Życie kulturalne

W Zatroczu coraz piękniej

Przepięknie położone nad jeziorem Zatrocze pod koniec XIX w. kupili Tyszkiewiczowie. Na przełomie wieków Józef hr. Tyszkiewicz, ożeniony z Jadwigą ks. Czetwertyńską, wzniósł w Zatroczu pałac i założył ordynację. Drugim ordynatorem i ostatnim właścicielem Zatrocza do 1939 r. był syn Józefa – Andrzej Tyszkiewicz (ur. w 1899 r.). Po latach względnej ciszy i cichej, ubogiej egzystencji pałac powoli zaczął wkraczać na drogę dawnej świetności. W międzyczasie zgłosił się w Waszyngtonie mieszkający potomek Tyszkiewiczów, noszący, podobnie jak pierwszy ordynator Zatrocza, imię – Józef. Chce odzyskać część budowli, aby w niej prowadzić działalność turystyczno-kulturalną. Pałacu jednak dzielić nie można. Trwają więc procesy sądowe…

Tymczasem piękny park, rozciągnięty wzdłuż brzegów jeziora, który ongiś miał charakter widokowych ogrodów angielskich, a jego lewa strona założona była w stylu francuskim, powoli się odradza. Nie ma co prawda stojącego pośrodku na wysokim postumencie posągu Bachusa. Ale za to zrekonstruowano dokładnie, według przechowywanego w paryskim Luwrze oryginału, postać Marie-Adelaide de Savoir – księżniczki burgundzkiej, ukazanej jako Diana. Być może kiedykolwiek wrócą na dawne miejsce wszystkie kopie antycznych postaci. Było ich osiem.

Teren pałacowy – to także muzyczne „Wieczory w Zatroczu”. Np. wystawiona tu ostatnio opera komiczna K. W. Glucka „Wytrzeźwienie pijaka”, z udziałem plejady utalentowanych młodych litewskich wokalistów i Litewskiej Orkiestry Kameralnej pod batutą znakomitego Robertasa Šervenikasa, stała się wydarzeniem muzycznym.

Wielkie nadzieje

Już nieraz zakładano w Wilnie różne stowarzyszenia, które miały stać na straży kultury i zabytkowego dziedzictwa. Niewiele im udało się zdziałać. Jak stwierdził na łamach „Respubliki” znany architekt Algimantas Nasvytis: „Nikt niczego się nie boi. W sporadycznych przypadkach naruszyciele są karani doprawdy śmiesznymi grzywnami. Ponieważ wszyscy są powiązani, połączeni, uzależnieni jeden od drugiego.”

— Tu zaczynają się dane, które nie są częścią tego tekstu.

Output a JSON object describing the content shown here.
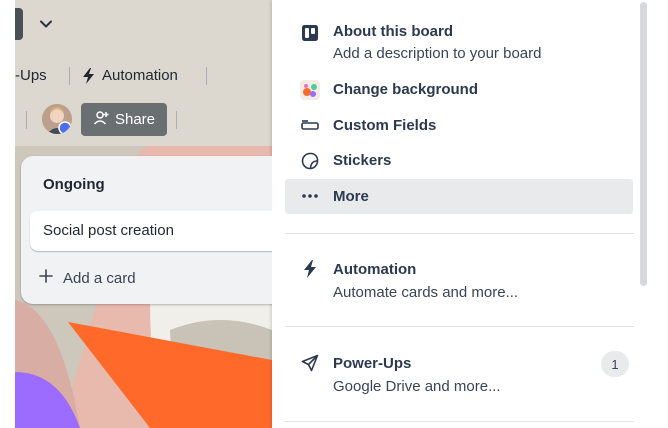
{
  "board": {
    "toolbar": {
      "powerups_label": "-Ups",
      "automation_label": "Automation",
      "share_label": "Share"
    },
    "list": {
      "title": "Ongoing",
      "cards": [
        {
          "title": "Social post creation"
        }
      ],
      "add_card_label": "Add a card"
    }
  },
  "menu": {
    "items": [
      {
        "icon": "board-icon",
        "title": "About this board",
        "subtitle": "Add a description to your board"
      },
      {
        "icon": "palette-icon",
        "title": "Change background"
      },
      {
        "icon": "custom-fields-icon",
        "title": "Custom Fields"
      },
      {
        "icon": "sticker-icon",
        "title": "Stickers"
      },
      {
        "icon": "more-icon",
        "title": "More"
      },
      {
        "icon": "lightning-icon",
        "title": "Automation",
        "subtitle": "Automate cards and more..."
      },
      {
        "icon": "rocket-icon",
        "title": "Power-Ups",
        "subtitle": "Google Drive and more...",
        "badge": "1"
      }
    ]
  },
  "colors": {
    "menu_text": "#2c3a4f",
    "highlight": "#e9eaec",
    "accent_orange": "#ff6a2b",
    "accent_purple": "#9c6bff",
    "share_button": "#6a6f72"
  }
}
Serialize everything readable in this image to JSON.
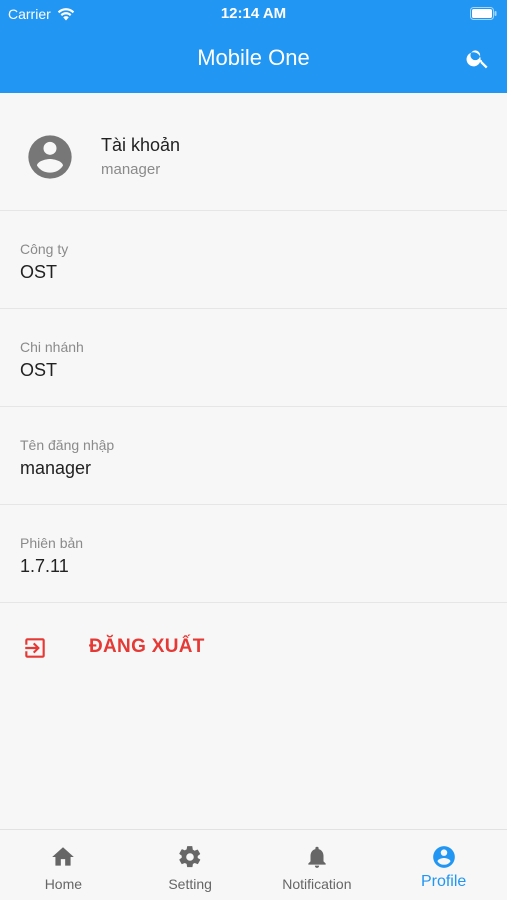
{
  "status_bar": {
    "carrier": "Carrier",
    "time": "12:14 AM"
  },
  "header": {
    "title": "Mobile One",
    "search_icon": "search-icon"
  },
  "account": {
    "title": "Tài khoản",
    "username": "manager",
    "avatar_icon": "account-circle-icon"
  },
  "info": [
    {
      "label": "Công ty",
      "value": "OST"
    },
    {
      "label": "Chi nhánh",
      "value": "OST"
    },
    {
      "label": "Tên đăng nhập",
      "value": "manager"
    },
    {
      "label": "Phiên bản",
      "value": "1.7.11"
    }
  ],
  "logout": {
    "label": "ĐĂNG XUẤT",
    "icon": "logout-icon"
  },
  "tabs": [
    {
      "label": "Home",
      "icon": "home-icon",
      "active": false
    },
    {
      "label": "Setting",
      "icon": "gear-icon",
      "active": false
    },
    {
      "label": "Notification",
      "icon": "bell-icon",
      "active": false
    },
    {
      "label": "Profile",
      "icon": "account-circle-icon",
      "active": true
    }
  ],
  "colors": {
    "primary": "#2196f3",
    "danger": "#e53935",
    "inactive": "#666666"
  }
}
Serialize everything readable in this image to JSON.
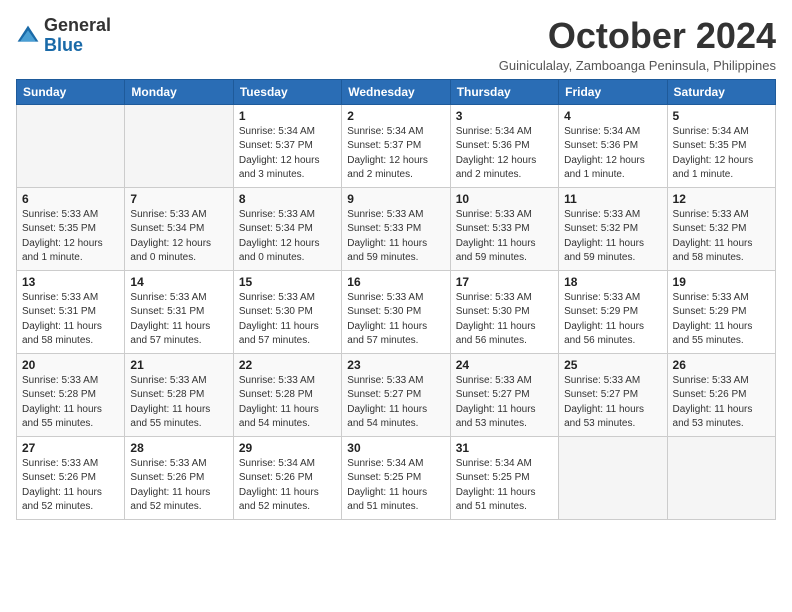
{
  "logo": {
    "general": "General",
    "blue": "Blue"
  },
  "header": {
    "month": "October 2024",
    "location": "Guiniculalay, Zamboanga Peninsula, Philippines"
  },
  "weekdays": [
    "Sunday",
    "Monday",
    "Tuesday",
    "Wednesday",
    "Thursday",
    "Friday",
    "Saturday"
  ],
  "weeks": [
    [
      {
        "day": "",
        "info": ""
      },
      {
        "day": "",
        "info": ""
      },
      {
        "day": "1",
        "info": "Sunrise: 5:34 AM\nSunset: 5:37 PM\nDaylight: 12 hours and 3 minutes."
      },
      {
        "day": "2",
        "info": "Sunrise: 5:34 AM\nSunset: 5:37 PM\nDaylight: 12 hours and 2 minutes."
      },
      {
        "day": "3",
        "info": "Sunrise: 5:34 AM\nSunset: 5:36 PM\nDaylight: 12 hours and 2 minutes."
      },
      {
        "day": "4",
        "info": "Sunrise: 5:34 AM\nSunset: 5:36 PM\nDaylight: 12 hours and 1 minute."
      },
      {
        "day": "5",
        "info": "Sunrise: 5:34 AM\nSunset: 5:35 PM\nDaylight: 12 hours and 1 minute."
      }
    ],
    [
      {
        "day": "6",
        "info": "Sunrise: 5:33 AM\nSunset: 5:35 PM\nDaylight: 12 hours and 1 minute."
      },
      {
        "day": "7",
        "info": "Sunrise: 5:33 AM\nSunset: 5:34 PM\nDaylight: 12 hours and 0 minutes."
      },
      {
        "day": "8",
        "info": "Sunrise: 5:33 AM\nSunset: 5:34 PM\nDaylight: 12 hours and 0 minutes."
      },
      {
        "day": "9",
        "info": "Sunrise: 5:33 AM\nSunset: 5:33 PM\nDaylight: 11 hours and 59 minutes."
      },
      {
        "day": "10",
        "info": "Sunrise: 5:33 AM\nSunset: 5:33 PM\nDaylight: 11 hours and 59 minutes."
      },
      {
        "day": "11",
        "info": "Sunrise: 5:33 AM\nSunset: 5:32 PM\nDaylight: 11 hours and 59 minutes."
      },
      {
        "day": "12",
        "info": "Sunrise: 5:33 AM\nSunset: 5:32 PM\nDaylight: 11 hours and 58 minutes."
      }
    ],
    [
      {
        "day": "13",
        "info": "Sunrise: 5:33 AM\nSunset: 5:31 PM\nDaylight: 11 hours and 58 minutes."
      },
      {
        "day": "14",
        "info": "Sunrise: 5:33 AM\nSunset: 5:31 PM\nDaylight: 11 hours and 57 minutes."
      },
      {
        "day": "15",
        "info": "Sunrise: 5:33 AM\nSunset: 5:30 PM\nDaylight: 11 hours and 57 minutes."
      },
      {
        "day": "16",
        "info": "Sunrise: 5:33 AM\nSunset: 5:30 PM\nDaylight: 11 hours and 57 minutes."
      },
      {
        "day": "17",
        "info": "Sunrise: 5:33 AM\nSunset: 5:30 PM\nDaylight: 11 hours and 56 minutes."
      },
      {
        "day": "18",
        "info": "Sunrise: 5:33 AM\nSunset: 5:29 PM\nDaylight: 11 hours and 56 minutes."
      },
      {
        "day": "19",
        "info": "Sunrise: 5:33 AM\nSunset: 5:29 PM\nDaylight: 11 hours and 55 minutes."
      }
    ],
    [
      {
        "day": "20",
        "info": "Sunrise: 5:33 AM\nSunset: 5:28 PM\nDaylight: 11 hours and 55 minutes."
      },
      {
        "day": "21",
        "info": "Sunrise: 5:33 AM\nSunset: 5:28 PM\nDaylight: 11 hours and 55 minutes."
      },
      {
        "day": "22",
        "info": "Sunrise: 5:33 AM\nSunset: 5:28 PM\nDaylight: 11 hours and 54 minutes."
      },
      {
        "day": "23",
        "info": "Sunrise: 5:33 AM\nSunset: 5:27 PM\nDaylight: 11 hours and 54 minutes."
      },
      {
        "day": "24",
        "info": "Sunrise: 5:33 AM\nSunset: 5:27 PM\nDaylight: 11 hours and 53 minutes."
      },
      {
        "day": "25",
        "info": "Sunrise: 5:33 AM\nSunset: 5:27 PM\nDaylight: 11 hours and 53 minutes."
      },
      {
        "day": "26",
        "info": "Sunrise: 5:33 AM\nSunset: 5:26 PM\nDaylight: 11 hours and 53 minutes."
      }
    ],
    [
      {
        "day": "27",
        "info": "Sunrise: 5:33 AM\nSunset: 5:26 PM\nDaylight: 11 hours and 52 minutes."
      },
      {
        "day": "28",
        "info": "Sunrise: 5:33 AM\nSunset: 5:26 PM\nDaylight: 11 hours and 52 minutes."
      },
      {
        "day": "29",
        "info": "Sunrise: 5:34 AM\nSunset: 5:26 PM\nDaylight: 11 hours and 52 minutes."
      },
      {
        "day": "30",
        "info": "Sunrise: 5:34 AM\nSunset: 5:25 PM\nDaylight: 11 hours and 51 minutes."
      },
      {
        "day": "31",
        "info": "Sunrise: 5:34 AM\nSunset: 5:25 PM\nDaylight: 11 hours and 51 minutes."
      },
      {
        "day": "",
        "info": ""
      },
      {
        "day": "",
        "info": ""
      }
    ]
  ]
}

Tym niemniej i chyba z nadzieją, że jednak coś można pożytecznego zdziałać chroniąc zabytki, Nasvytis przystąpił do nowego Stowarzyszenia Litewskiej Kultury i Dziedzictwa Narodowego. Zrzesza ono blisko dwa dziesiątki znanych osobistości – architekci, plastycy, literaci, muzycy. Są bojowo nastawieni i obiecują, że będą ingerować we wszelkie naruszenia w kulturze, a zwłaszcza w sferze ochrony zabytków.